Two groups are compared
These can be two classrooms, two treatment groups, two interventions, or a single group to a population
The differences between groups are tested
The test is based on group means
Either as Mean 1 - Mean 2 (Sample means for groups 1 and 2 respectively)
Or as Mean sample - population mean (Population mean is always 0)

The purpose of the analysis to to be able to show that the differences between means is greater than a mathematical difference that could have occurred by chance alone.

The differences between the means is adjusted for sample size and errors of sampling.

The two equations below reflect these ideas

Example 1: X₁ - X₂

Example 2: X - m

These expressions give the differences between means. In Example 1, the means of two independent samples are compared by subtraction. In Example 2, a sample mean is compared to the mean of the population from which the sample was drawn. Again this comparison is by subtraction.

The correction for sample size and sampling errors is reflected in the following expression.

S²
(N) ^1/2

Thus the equation to find the t-ratio for differences in 2 independent sample is

X¹ - X²
____________
(s²)^1/2
____
(N-2)^1/2

The equation to test the difference between a sample mean and it population mean is

X-m
_______
(s²)^1/2
____
(N-2)^1/2

Let's consider the following examples:

1. A special education teacher wants to know if the performance of her class on the Seashore Coordination Battery is comparable to what should be the expected average score for his 4th graders based on national norms.

He will use a test that compares __________________________________.

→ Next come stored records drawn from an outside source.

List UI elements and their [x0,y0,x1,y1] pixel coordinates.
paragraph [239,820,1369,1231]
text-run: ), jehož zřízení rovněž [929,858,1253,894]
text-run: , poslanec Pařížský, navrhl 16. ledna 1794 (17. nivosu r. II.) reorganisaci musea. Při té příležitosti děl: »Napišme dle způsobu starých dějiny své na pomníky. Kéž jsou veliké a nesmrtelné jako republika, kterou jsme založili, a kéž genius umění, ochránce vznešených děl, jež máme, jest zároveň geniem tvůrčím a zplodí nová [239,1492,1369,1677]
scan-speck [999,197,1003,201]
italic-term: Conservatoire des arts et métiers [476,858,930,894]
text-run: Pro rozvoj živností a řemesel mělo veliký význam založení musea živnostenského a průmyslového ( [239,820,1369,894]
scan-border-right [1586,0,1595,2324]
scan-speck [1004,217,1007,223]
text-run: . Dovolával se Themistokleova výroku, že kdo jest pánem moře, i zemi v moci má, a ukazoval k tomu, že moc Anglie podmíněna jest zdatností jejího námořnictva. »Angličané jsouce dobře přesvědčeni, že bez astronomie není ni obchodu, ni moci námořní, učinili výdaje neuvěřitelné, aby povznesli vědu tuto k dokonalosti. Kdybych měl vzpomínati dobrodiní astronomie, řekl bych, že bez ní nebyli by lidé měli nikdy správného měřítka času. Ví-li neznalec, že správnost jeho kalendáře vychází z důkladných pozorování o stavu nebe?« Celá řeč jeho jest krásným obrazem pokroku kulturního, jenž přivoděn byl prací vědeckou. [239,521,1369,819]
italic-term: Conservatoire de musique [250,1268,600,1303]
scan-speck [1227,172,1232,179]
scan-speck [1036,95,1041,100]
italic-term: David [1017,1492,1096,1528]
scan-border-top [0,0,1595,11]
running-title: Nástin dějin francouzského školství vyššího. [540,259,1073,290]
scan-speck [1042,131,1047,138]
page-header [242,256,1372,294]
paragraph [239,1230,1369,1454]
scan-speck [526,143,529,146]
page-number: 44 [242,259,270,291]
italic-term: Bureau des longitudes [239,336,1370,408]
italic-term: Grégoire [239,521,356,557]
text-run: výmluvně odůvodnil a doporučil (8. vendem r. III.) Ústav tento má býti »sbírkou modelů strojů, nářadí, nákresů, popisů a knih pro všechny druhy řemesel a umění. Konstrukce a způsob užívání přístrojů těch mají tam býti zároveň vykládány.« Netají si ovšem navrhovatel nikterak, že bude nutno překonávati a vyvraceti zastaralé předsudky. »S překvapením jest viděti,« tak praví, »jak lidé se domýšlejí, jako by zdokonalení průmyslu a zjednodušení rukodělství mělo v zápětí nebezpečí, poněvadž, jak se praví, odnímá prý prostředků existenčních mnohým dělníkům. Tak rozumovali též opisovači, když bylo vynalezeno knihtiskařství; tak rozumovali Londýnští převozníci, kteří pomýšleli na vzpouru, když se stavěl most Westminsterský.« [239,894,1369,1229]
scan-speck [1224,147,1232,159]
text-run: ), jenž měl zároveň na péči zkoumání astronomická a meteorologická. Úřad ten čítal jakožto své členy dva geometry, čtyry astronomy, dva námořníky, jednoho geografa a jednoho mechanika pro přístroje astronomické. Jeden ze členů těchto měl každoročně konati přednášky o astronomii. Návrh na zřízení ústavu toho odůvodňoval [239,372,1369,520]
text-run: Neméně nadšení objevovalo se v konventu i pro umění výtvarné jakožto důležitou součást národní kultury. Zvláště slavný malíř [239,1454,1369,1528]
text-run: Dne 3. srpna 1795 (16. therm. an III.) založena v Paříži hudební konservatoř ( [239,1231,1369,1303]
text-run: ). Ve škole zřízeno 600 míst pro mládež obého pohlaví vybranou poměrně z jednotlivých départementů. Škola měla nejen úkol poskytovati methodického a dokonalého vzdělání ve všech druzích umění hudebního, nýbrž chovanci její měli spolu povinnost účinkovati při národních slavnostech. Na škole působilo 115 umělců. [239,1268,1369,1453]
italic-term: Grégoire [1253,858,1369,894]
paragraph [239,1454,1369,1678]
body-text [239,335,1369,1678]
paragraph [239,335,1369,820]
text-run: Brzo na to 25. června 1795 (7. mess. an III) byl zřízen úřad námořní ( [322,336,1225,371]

2. A principal wants to know if the use of spelling lists or spelling context is more effective. She compares the performance of two second grade classrooms after 5 weeks of instruction in each method. Class A uses spelling lists and Class B uses spelling in context.

She will compare the average spelling test scores for the two classes using _______________________.

Keep in mind

Once a researcher has completed the calculations for the t-ratio, all that is known is that the differences between two means exceed 0.

What remains to be known is if the differences are greater than chance differences.

That leads the researcher to consult a table of critical values of t.

This table provides randomly calculated t-values for a range of sample sizes and at various levels of probability.

As sample size increases a smaller t-ratio is needed to demonstrate that differences between group means would have occurred by chance. Why?

As the level of probability (likelihood of chance differences) decreases, a smaller t-ratio is needed to demonstrate that differences between group means would have occurred by chance. Why?

Summarizing questions

How might you apply some of the concepts in this lesson to statistical comparisons in your own teaching?